The modern romantic may say that through song and dance, smoke and mirrors, he works his way toward possessing the “desired’s will.” To capture the fragrance of the flower’s petal certain sacrifices must be made, and in seeking nectar the modern romantic employs the correct methods and abides by the acknowledged rules of engagement. He claims that romance is rote, its very nature is tried, and the guidelines that Homer, Shakespeare, Byron, and others set down have not changed. His claim is precisely his problem. He plays by the rules. Rules, there are none. The rules change every day, for every generation. If the modern romantic reads from a script he is just reading and not practicing the art of romance. There is no art in the modern romantic’s dance. It is rigid and sexless; it is powerless and stale. The modern romantic is an obscurant. He has no gift for the art of seduction, no sense for the original. He must do one of two things to elevate his craft: he must either return to the masters for study or reconstruct the arena of his sport. It is my assumption that he is not humble enough to seek out the former and not adroit enough to undertake the latter. If he were truly wise he would incorporate the former to broaden and to sharpen the latter. But the modern romantic has not the energy or the commitment to his trade that he grandly professes. Romance is a means to an end and not the end and the beginning in itself that it should be.

So what is the state of romance as we pass into the next century?

Deplorable, I rejoin but not irreparable. There is work to be done, structures of stone to be torn down. I have grave doubts about the likeliness of any improvements occurring. Romance today is a commodity and not the ineffable, implacable entity that it should be. The fluctuation in commercial markets moves between buyer and seller, and the trouble with romance’s stock is that neither party is able to control fully or to understand completely that their product is –by their own twisted hands- presently the currency of bargain hunters.

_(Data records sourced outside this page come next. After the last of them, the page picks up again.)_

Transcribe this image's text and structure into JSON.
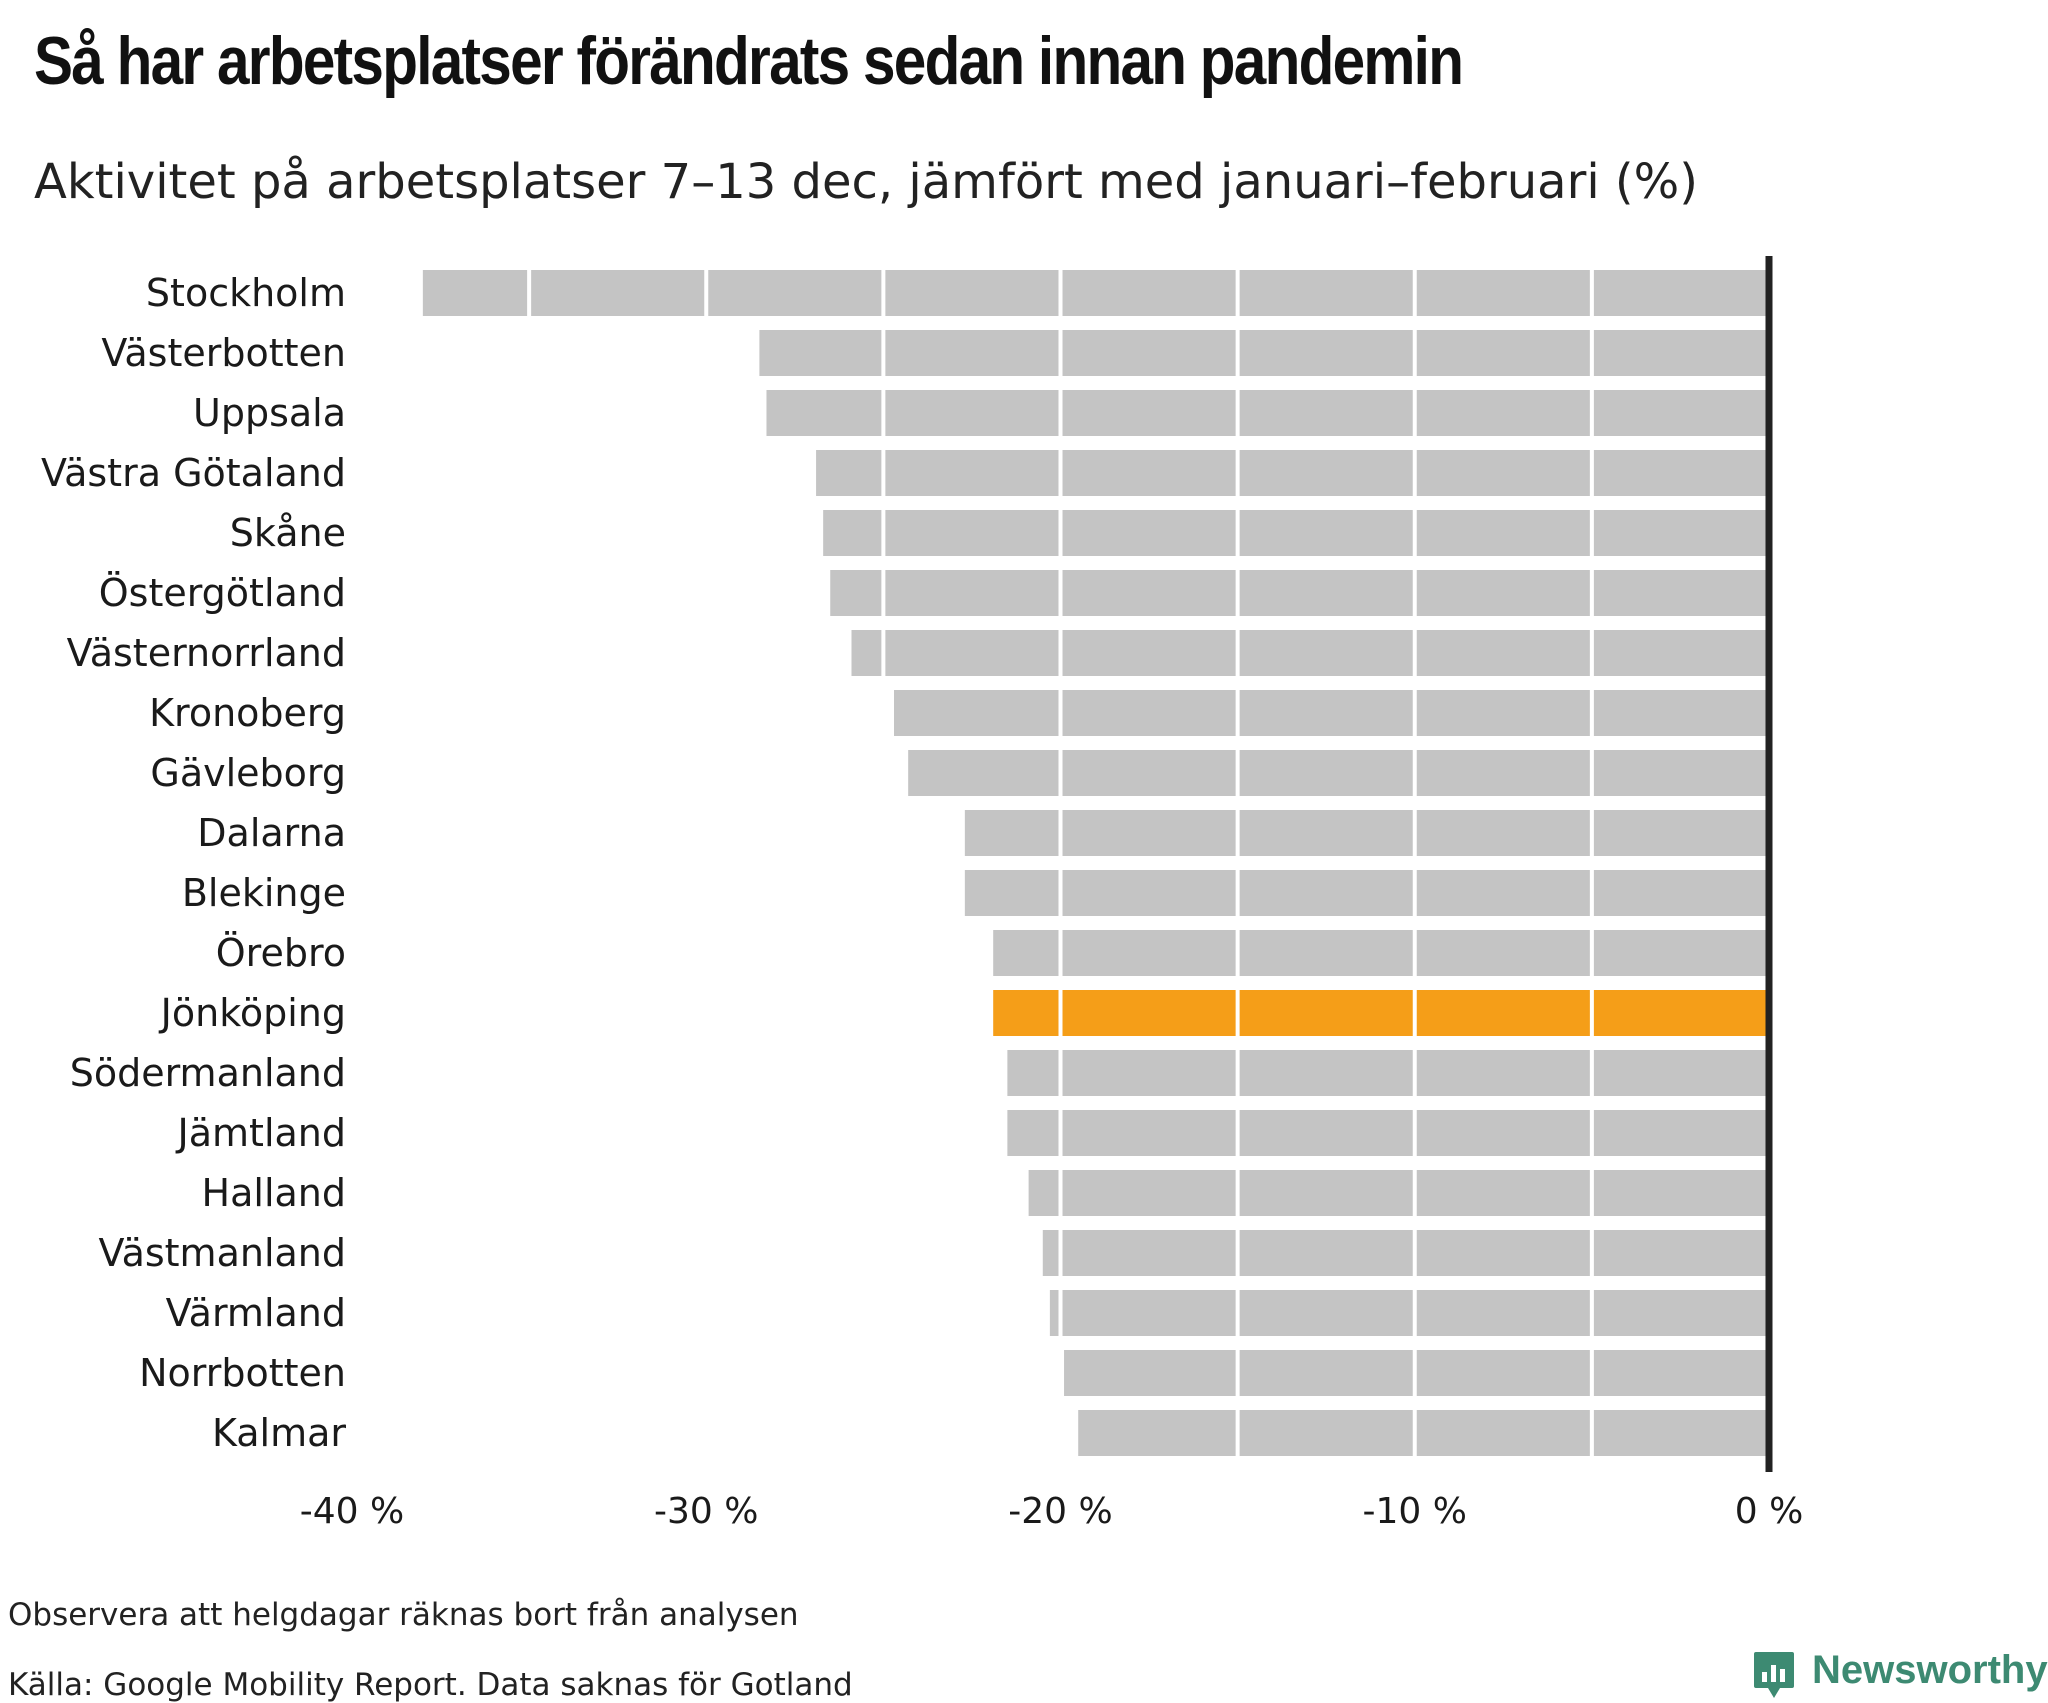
{
  "title": "Så har arbetsplatser förändrats sedan innan pandemin",
  "subtitle": "Aktivitet på arbetsplatser 7–13 dec, jämfört med januari–februari (%)",
  "note": "Observera att helgdagar räknas bort från analysen",
  "source": "Källa: Google Mobility Report. Data saknas för Gotland",
  "brand": "Newsworthy",
  "colors": {
    "bar": "#c4c4c4",
    "highlight": "#f59e18",
    "zero_line": "#222222",
    "gridline": "#ffffff",
    "brand": "#3d8a72"
  },
  "chart_data": {
    "type": "bar",
    "orientation": "horizontal",
    "categories": [
      "Stockholm",
      "Västerbotten",
      "Uppsala",
      "Västra Götaland",
      "Skåne",
      "Östergötland",
      "Västernorrland",
      "Kronoberg",
      "Gävleborg",
      "Dalarna",
      "Blekinge",
      "Örebro",
      "Jönköping",
      "Södermanland",
      "Jämtland",
      "Halland",
      "Västmanland",
      "Värmland",
      "Norrbotten",
      "Kalmar"
    ],
    "values": [
      -38,
      -28.5,
      -28.3,
      -26.9,
      -26.7,
      -26.5,
      -25.9,
      -24.7,
      -24.3,
      -22.7,
      -22.7,
      -21.9,
      -21.9,
      -21.5,
      -21.5,
      -20.9,
      -20.5,
      -20.3,
      -19.9,
      -19.5
    ],
    "highlight": "Jönköping",
    "xlim": [
      -40,
      0
    ],
    "xticks": [
      -40,
      -30,
      -20,
      -10,
      0
    ],
    "xtick_labels": [
      "-40 %",
      "-30 %",
      "-20 %",
      "-10 %",
      "0 %"
    ],
    "grid": true,
    "xlabel": "",
    "ylabel": ""
  }
}
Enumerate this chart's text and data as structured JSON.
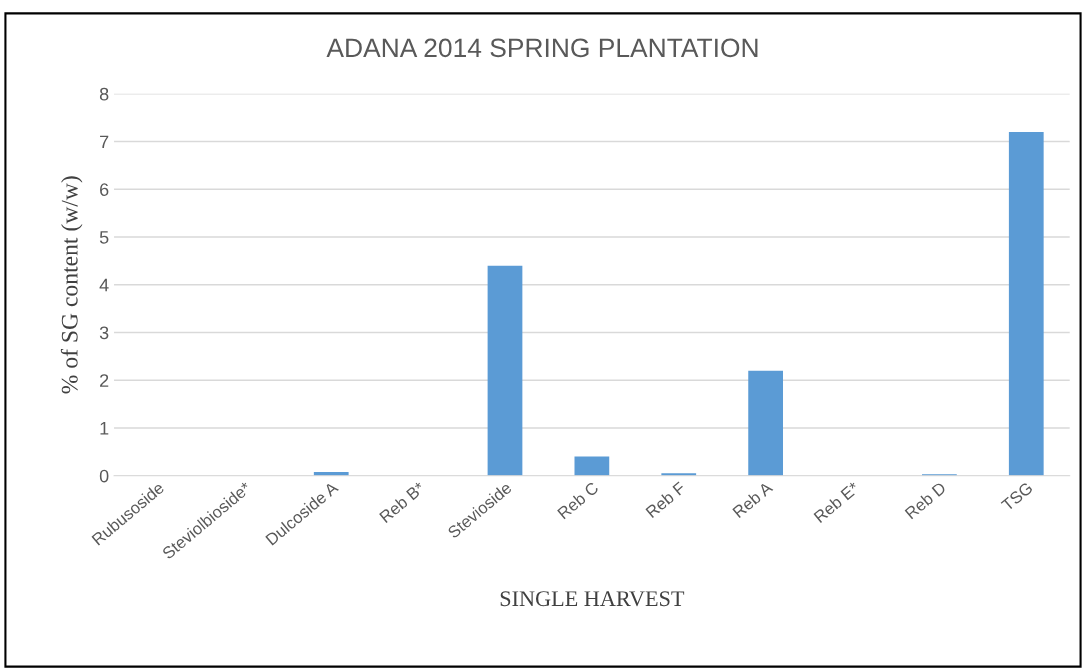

The problem for true romantics is that they are optimists. Under assault and bombardment, they look for a bright spot in the pall that shrouds them. I look, too. I squint; my range of sight feels myopic. Is there light, something on the horizon that will focus and overwhelm my gaze? A romantic always hopes. A human always hopes. Romance is the greatest weapon we employ to combat death. Let darkness not defeat us.